Cancer Stem Cells Decide the Fate of Cancer Immunotherapy by Remodeling Tumor Microenvironment.

Abstract

Success of cancer immunotherapy (CIT) is intricately influenced by the tumor microenvironment (TME), a complex ecosystem that encompasses immune cells, stromal elements, and extracellular components. Despite the clinical breakthroughs of immune-checkpoint inhibitors (ICIs), adoptive cell therapies, cancer vaccines, and other immunotherapeutic interventions, many patients fail to respond and eventually die.
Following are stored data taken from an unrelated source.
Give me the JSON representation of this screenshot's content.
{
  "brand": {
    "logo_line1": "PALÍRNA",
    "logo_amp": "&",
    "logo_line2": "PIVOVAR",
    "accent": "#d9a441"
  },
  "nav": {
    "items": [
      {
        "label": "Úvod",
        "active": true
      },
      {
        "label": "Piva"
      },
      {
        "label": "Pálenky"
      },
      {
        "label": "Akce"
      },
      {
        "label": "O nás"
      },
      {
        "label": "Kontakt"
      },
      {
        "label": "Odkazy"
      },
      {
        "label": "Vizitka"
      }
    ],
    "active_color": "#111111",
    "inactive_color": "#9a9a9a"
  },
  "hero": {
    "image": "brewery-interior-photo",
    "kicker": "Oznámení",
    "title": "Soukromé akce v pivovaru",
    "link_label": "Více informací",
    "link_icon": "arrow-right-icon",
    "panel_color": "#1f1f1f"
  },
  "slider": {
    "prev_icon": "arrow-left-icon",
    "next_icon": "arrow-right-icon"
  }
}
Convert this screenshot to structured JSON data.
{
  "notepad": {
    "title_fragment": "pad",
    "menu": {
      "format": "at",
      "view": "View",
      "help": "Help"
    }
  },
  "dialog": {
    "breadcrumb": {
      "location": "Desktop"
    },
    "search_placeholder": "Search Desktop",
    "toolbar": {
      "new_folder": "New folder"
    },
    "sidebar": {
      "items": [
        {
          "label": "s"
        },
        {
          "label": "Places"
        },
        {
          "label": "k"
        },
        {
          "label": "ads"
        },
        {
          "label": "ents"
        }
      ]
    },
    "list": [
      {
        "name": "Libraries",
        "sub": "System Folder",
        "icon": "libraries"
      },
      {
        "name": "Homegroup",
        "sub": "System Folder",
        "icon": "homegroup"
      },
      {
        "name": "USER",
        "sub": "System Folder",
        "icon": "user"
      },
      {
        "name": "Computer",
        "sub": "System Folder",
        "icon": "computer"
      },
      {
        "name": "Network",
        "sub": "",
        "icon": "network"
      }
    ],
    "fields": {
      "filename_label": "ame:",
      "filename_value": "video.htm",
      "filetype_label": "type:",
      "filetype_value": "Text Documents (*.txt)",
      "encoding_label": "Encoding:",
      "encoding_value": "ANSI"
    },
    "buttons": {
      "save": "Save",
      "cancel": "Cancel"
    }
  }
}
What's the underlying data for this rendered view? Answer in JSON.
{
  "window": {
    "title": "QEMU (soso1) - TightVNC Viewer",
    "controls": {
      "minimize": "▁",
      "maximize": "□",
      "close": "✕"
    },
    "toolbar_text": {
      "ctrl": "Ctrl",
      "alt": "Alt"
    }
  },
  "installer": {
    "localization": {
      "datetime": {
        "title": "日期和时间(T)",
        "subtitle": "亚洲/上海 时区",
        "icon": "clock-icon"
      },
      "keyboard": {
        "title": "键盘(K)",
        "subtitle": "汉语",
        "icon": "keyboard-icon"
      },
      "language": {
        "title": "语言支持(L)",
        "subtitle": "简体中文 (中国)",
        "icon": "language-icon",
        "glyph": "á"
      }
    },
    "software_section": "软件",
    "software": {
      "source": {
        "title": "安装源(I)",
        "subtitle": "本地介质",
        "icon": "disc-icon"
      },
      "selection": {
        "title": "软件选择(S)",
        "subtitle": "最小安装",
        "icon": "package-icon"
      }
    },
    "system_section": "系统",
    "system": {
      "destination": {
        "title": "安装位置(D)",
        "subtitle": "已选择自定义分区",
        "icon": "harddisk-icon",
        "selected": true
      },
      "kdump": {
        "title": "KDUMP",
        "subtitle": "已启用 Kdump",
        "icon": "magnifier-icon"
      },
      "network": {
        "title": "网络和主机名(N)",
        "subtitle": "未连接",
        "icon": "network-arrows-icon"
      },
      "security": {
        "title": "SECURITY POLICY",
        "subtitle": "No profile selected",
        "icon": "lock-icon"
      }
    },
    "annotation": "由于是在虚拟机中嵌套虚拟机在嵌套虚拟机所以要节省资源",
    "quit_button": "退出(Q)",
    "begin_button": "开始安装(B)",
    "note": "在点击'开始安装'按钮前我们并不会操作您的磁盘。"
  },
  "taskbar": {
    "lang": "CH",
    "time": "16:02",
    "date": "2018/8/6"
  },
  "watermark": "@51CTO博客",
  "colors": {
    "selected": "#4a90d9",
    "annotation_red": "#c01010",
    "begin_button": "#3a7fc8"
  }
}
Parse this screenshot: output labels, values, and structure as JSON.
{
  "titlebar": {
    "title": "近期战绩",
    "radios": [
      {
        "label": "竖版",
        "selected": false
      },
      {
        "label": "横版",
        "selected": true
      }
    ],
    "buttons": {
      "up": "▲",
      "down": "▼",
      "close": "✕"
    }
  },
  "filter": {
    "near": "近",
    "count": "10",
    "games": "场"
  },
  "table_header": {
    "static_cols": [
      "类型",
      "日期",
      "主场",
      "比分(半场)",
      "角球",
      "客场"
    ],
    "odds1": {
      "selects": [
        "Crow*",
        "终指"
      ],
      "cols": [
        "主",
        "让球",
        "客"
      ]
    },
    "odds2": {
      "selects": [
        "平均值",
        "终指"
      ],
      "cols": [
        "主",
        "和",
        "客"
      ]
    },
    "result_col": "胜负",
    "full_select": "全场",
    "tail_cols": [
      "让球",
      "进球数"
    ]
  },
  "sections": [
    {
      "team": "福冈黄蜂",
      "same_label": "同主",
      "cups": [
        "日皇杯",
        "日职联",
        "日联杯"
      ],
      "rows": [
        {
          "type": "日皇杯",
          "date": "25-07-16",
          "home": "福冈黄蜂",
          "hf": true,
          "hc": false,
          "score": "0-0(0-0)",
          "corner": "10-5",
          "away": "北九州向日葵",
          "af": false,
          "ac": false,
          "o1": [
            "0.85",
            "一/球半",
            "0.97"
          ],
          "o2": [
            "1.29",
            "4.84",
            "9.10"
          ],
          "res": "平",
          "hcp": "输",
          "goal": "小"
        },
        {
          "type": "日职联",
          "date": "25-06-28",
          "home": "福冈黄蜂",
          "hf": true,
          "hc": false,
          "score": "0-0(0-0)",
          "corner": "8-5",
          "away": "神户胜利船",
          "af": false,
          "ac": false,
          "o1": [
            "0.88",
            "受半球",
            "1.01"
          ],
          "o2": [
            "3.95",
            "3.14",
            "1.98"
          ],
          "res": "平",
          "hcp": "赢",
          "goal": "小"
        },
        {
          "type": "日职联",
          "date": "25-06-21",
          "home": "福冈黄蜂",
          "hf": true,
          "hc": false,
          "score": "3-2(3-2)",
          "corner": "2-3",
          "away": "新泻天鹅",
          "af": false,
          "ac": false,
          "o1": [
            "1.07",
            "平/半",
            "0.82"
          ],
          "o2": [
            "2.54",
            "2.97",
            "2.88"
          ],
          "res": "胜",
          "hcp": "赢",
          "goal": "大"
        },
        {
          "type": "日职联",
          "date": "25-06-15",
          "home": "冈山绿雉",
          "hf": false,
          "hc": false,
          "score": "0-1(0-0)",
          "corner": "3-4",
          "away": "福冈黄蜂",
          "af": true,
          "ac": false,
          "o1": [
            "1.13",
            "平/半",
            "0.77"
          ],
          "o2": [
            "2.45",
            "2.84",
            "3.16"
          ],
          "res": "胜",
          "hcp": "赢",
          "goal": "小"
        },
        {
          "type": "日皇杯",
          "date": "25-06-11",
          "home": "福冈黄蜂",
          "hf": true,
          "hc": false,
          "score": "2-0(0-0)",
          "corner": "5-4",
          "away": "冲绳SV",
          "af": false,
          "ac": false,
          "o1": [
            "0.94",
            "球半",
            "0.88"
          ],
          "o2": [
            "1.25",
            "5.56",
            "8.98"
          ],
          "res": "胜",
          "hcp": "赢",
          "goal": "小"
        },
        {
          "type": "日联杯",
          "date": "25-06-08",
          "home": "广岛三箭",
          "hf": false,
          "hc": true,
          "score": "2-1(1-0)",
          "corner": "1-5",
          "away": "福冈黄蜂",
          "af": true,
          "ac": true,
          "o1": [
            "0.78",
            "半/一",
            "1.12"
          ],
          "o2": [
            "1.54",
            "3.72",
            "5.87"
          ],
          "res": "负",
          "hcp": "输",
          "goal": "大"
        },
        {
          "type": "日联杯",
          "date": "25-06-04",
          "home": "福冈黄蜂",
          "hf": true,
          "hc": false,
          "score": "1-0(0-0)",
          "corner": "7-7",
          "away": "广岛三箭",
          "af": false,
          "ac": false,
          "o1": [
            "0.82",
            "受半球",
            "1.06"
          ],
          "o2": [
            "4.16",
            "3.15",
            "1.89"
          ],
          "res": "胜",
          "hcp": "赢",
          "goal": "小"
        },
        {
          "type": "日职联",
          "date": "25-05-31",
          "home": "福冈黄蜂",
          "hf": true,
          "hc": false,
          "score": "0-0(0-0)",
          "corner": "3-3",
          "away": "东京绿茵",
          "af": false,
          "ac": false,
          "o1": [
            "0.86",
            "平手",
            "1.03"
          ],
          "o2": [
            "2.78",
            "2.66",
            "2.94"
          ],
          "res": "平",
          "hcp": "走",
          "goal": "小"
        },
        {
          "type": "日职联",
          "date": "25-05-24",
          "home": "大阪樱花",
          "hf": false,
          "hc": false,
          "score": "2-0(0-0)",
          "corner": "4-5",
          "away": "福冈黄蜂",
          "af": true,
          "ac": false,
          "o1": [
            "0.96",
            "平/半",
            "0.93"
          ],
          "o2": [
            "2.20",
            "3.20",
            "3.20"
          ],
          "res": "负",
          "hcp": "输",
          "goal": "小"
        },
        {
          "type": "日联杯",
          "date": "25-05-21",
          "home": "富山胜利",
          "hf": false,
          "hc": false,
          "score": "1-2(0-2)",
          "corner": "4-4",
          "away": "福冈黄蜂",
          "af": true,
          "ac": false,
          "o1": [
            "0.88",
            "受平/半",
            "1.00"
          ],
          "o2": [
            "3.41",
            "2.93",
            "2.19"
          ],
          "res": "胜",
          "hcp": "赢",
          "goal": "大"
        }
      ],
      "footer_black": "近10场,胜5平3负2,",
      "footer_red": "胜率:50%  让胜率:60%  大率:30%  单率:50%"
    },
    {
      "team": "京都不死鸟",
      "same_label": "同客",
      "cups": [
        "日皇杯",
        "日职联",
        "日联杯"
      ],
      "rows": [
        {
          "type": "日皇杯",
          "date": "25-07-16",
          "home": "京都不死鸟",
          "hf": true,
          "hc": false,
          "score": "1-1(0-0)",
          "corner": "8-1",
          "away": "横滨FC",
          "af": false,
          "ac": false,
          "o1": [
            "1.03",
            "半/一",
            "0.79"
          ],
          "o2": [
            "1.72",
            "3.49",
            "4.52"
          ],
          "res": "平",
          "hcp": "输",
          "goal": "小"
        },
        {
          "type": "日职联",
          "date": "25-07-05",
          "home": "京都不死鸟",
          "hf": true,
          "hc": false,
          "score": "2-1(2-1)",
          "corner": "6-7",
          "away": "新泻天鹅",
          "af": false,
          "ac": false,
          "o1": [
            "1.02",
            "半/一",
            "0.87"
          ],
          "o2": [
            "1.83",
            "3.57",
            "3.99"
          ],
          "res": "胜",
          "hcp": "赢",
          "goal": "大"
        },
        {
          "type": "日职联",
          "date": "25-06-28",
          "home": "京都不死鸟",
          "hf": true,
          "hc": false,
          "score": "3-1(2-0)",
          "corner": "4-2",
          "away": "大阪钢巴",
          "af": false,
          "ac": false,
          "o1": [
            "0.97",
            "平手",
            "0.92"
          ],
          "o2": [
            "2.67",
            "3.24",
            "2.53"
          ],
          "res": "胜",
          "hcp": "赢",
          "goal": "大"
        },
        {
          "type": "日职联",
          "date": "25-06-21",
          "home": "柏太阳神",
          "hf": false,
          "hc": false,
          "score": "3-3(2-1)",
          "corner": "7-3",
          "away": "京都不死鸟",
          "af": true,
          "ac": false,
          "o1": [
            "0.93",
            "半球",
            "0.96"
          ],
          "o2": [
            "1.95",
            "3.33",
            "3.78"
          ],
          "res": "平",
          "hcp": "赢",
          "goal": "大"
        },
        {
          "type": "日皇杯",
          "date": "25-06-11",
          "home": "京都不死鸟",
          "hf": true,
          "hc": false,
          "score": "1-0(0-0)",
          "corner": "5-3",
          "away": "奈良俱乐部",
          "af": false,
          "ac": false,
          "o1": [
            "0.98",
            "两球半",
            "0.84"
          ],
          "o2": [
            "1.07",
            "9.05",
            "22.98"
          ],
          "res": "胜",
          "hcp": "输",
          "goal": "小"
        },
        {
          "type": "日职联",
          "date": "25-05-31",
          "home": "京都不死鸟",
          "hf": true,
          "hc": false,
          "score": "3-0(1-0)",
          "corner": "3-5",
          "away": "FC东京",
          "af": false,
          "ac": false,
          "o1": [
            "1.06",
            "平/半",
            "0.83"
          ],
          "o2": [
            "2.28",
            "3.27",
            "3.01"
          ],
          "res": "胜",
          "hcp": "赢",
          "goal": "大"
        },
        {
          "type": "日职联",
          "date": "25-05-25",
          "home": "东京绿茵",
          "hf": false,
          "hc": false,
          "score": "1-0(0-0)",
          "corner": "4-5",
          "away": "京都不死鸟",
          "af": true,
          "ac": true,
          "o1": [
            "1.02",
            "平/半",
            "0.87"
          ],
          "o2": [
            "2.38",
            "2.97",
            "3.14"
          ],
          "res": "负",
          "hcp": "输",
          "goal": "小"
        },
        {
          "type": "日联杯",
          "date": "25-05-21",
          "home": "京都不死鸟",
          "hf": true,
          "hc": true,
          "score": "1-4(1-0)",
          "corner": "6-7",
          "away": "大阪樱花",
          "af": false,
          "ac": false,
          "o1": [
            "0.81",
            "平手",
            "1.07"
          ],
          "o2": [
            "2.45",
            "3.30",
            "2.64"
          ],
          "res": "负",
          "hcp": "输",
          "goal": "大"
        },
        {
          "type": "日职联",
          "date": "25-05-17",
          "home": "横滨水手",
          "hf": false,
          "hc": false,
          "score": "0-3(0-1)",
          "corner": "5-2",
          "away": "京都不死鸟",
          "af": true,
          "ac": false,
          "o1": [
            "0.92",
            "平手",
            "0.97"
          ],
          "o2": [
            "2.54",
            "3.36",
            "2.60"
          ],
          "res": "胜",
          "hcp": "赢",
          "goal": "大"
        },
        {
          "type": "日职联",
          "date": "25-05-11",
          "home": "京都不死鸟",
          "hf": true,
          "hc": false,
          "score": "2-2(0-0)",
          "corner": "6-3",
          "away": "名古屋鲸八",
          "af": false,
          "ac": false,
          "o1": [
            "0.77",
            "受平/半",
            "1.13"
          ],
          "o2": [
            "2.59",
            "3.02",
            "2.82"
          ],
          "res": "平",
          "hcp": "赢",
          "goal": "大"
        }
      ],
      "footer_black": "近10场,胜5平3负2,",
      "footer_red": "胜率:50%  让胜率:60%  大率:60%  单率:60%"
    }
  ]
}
Emerging evidence points to cancer stem cells (CSCs) as critical drivers of immune evasion, therapy-resistance, and tumor relapse. CSCs modulate the TME by secreting immune-suppressive factors, recruiting regulatory immune cells, and inducing phenotype-switching of anti-tumor TME subsets, thereby creating a protective niche that hinders immune surveillance. Conversely, the TME protects CSCs through hypoxia, altered metabolism, and immuno-suppressive cell populations. This bi-directional crosstalk supports tumor progression and provides resistance to immunotherapeutic strategies mainly by: (i) escaping immune-recognition and inhibiting active T cells via high immune-checkpoint molecule expression, (ii) creating immunosuppressive pro-tumor environment, and (iii) evading immune-mediated apoptosis of CSCs along with therapy-induced enrichment of their pool. Targeting CSCs in concert with reprogramming the TME via CSC-directed agents, metabolic modulators, or combinatorial immunotherapies, therefore, offers a promising avenue to overcome immunotherapy-resistance and achieve durable clinical responses. This review discusses the deeper mechanistic understanding of CSC-TME interactions, in light of designing next-generation immunotherapies with broader efficacy across diverse tumor types.